Data sources

As mentioned in Connecting to remote data sources, you need to provide the Import tool with information about the data source in order for the tool to be able to load the tables from your remote data source.

The information required depends on the remote data source you want to connect to. In general it covers the same aspects, but on a detailed level it can differ from one data source to another. This page outlines where to find the required information in your remote data source.

Some data sources require specific roles/permissions to access the data. Exactly which permissions are required depends on the data source and how the data is organized. Therefore, it is recommended to consult the database administrator to set up the minimal required permissions for each case.

As the sources are third parties, this guidance is based on the information available at the time of writing and may not always reflect the current state of the third party data source.

PostgreSQL, MySQL, SQL Server, and Oracle

All four data sources follow common patterns for RDBMS of host, port, and database schema. They all use Username and Password for authentication.

BigQuery

The following information is required to connect to BigQuery:

  • Project ID

  • Dataset name

  • Service Account key JSON

The Project ID and dataset name are available in the BigQuery Studio in the Google Cloud console. Browse to the BigQuery dataset you want to connect to and inspect the details to find the project ID and dataset name. Note that the dataset is sometimes prefixed with the project ID namespace, but not always.

The service account key JSON requires that you create a service account and then create a JSON key for the account. See Google Cloud Create service accounts for information on how to set up a service account.

You need to add the following roles to the Permissions of the service account:

  • BigQuery Data Viewer

  • BigQuery Read Session User

  • BigQuery Job User

Once the account is created, you need to create a private key for the account. This is accessed from the Keys tab of the service account, use Add key and select key type JSON and download the key.

Databricks

The following information is required to connect to Databricks:

  • Server hostname

  • HTTP Path

  • Catalog

  • Schema

  • Personal Access Token

The server hostname and the HTTP Path can be found under SQL Warehouses → Connection details. See the Databricks documentation for more information. Note that the instructions in the link are for AWS, but the same information applies for Azure and GCP. Refer to Azure, and GCP.

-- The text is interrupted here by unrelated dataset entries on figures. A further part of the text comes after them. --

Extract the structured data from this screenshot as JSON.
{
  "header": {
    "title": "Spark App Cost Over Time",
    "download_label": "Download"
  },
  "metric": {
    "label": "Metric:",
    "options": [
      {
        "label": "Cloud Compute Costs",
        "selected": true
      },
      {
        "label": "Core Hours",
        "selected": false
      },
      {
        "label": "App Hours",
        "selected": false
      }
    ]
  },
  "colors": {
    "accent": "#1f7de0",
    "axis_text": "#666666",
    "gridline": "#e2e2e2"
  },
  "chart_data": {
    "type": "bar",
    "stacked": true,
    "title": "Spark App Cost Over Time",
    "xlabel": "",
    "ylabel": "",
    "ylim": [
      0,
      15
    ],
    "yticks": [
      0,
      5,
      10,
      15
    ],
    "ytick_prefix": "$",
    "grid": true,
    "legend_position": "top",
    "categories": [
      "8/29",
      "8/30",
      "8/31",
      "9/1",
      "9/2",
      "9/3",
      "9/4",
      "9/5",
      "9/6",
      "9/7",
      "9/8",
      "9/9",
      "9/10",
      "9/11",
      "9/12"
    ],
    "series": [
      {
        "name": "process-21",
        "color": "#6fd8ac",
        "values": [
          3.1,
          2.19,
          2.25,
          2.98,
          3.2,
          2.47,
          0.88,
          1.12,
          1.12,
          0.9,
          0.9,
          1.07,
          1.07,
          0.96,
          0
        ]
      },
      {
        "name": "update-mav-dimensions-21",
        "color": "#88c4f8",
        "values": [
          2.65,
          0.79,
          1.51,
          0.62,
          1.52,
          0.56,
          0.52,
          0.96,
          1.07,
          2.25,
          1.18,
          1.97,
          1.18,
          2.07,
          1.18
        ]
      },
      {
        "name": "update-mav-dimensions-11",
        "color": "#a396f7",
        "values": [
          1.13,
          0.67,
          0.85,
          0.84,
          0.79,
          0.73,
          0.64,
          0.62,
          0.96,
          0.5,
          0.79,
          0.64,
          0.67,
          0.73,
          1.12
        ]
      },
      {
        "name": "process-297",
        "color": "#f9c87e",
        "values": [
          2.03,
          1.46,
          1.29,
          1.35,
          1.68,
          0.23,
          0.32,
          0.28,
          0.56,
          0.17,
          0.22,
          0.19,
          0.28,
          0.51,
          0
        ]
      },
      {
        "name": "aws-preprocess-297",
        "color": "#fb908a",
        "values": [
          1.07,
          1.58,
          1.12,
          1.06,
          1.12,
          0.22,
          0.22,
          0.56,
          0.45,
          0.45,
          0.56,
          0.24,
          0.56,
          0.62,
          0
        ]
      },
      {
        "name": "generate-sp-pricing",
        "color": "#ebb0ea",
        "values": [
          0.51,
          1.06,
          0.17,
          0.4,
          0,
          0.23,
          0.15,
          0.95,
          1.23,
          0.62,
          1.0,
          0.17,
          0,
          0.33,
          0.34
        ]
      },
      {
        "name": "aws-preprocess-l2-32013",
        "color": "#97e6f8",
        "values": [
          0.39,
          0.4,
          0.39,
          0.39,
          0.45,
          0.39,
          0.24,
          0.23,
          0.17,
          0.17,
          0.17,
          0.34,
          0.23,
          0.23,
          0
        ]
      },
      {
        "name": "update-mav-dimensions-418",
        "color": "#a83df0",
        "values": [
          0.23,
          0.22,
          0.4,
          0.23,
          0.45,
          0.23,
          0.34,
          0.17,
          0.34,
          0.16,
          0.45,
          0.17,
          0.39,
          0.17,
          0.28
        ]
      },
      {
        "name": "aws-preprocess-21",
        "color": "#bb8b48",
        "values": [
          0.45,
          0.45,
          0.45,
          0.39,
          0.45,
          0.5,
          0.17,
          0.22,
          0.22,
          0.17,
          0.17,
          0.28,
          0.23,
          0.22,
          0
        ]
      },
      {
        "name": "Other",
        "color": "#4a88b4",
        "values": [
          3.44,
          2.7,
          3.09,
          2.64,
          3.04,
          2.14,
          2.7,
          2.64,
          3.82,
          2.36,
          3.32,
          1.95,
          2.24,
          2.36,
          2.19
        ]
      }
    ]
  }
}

The catalog is found in the left-hand menu in the Databricks workspace, browse for the catalog you want to use. If you expand the selected catalog with the down arrow, you can find the schema.

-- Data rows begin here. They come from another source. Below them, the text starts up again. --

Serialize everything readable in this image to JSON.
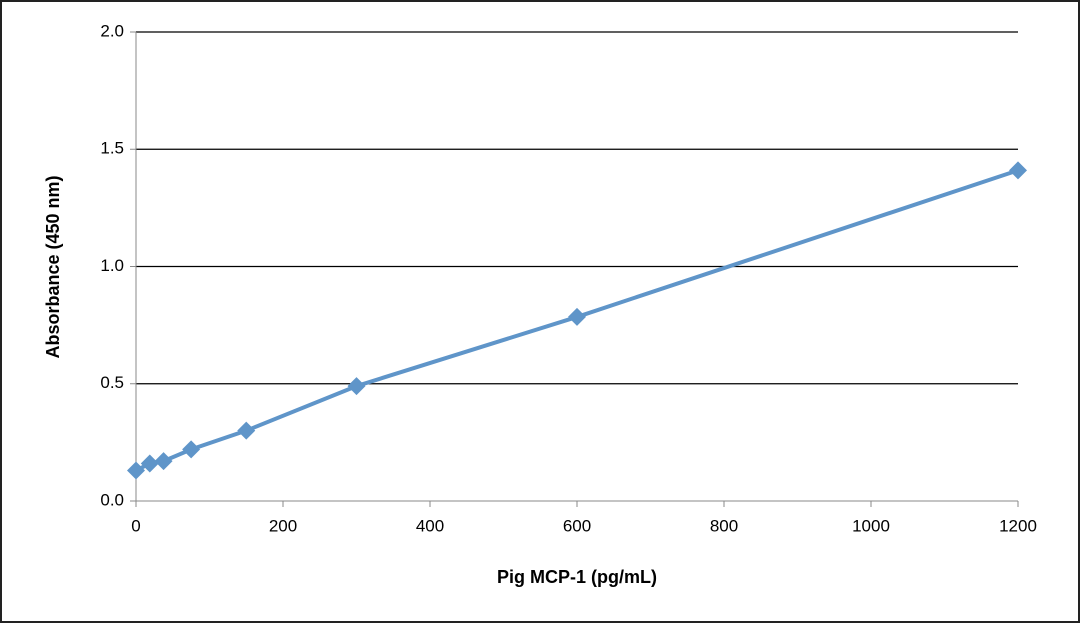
{
  "chart_data": {
    "type": "line",
    "xlabel": "Pig MCP-1 (pg/mL)",
    "ylabel": "Absorbance (450 nm)",
    "x": [
      0,
      18.75,
      37.5,
      75,
      150,
      300,
      600,
      1200
    ],
    "series": [
      {
        "color": "#5f95c9",
        "values": [
          0.13,
          0.16,
          0.17,
          0.22,
          0.3,
          0.49,
          0.785,
          1.41
        ]
      }
    ],
    "xlim": [
      0,
      1200
    ],
    "xticks": [
      0,
      200,
      400,
      600,
      800,
      1000,
      1200
    ],
    "ylim": [
      0,
      2.0
    ],
    "yticks": [
      {
        "value": 0,
        "label": "0.0"
      },
      {
        "value": 0.5,
        "label": "0.5"
      },
      {
        "value": 1.0,
        "label": "1.0"
      },
      {
        "value": 1.5,
        "label": "1.5"
      },
      {
        "value": 2.0,
        "label": "2.0"
      }
    ],
    "grid": true,
    "marker": "diamond"
  }
}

The personal access token can be created from the User settings menu. Navigate to Developer and use Manage under Access tokens to generate a new token.

Redshift

The following information is required to connect to Redshift:

  • Server endpoint

  • Port

  • Database

  • Schema

  • IAM Credentials or

  • Password

The server endpoint is found in the dashboard. In addition to the actual endpoint, it contains the port and database. Copy the endpoint up until the colon, then copy the port number after the colon, and the database is found after the slash. The port and database should not contain any punctuation (i.e. no colon or slash).

The credentials can be either IAM credentials or username/password.

Snowflake

The following information is required to connect to Snowflake:

  • Host

  • Port

  • Database

  • Schema

  • Warehouse

  • Role

  • Username

  • Private Key

  • Private Key Passphrase

The host can be found in the account details of the Snowflake account. Open your profile in Snowflake, and navigate to Account to access the account details.

The database name can be found in Catalog in the left-hand menu in the Snowflake workspace and the schema is listed under each database name.

Warehouse can be found in Compute in the left-hand menu. If none is specified, a default is used.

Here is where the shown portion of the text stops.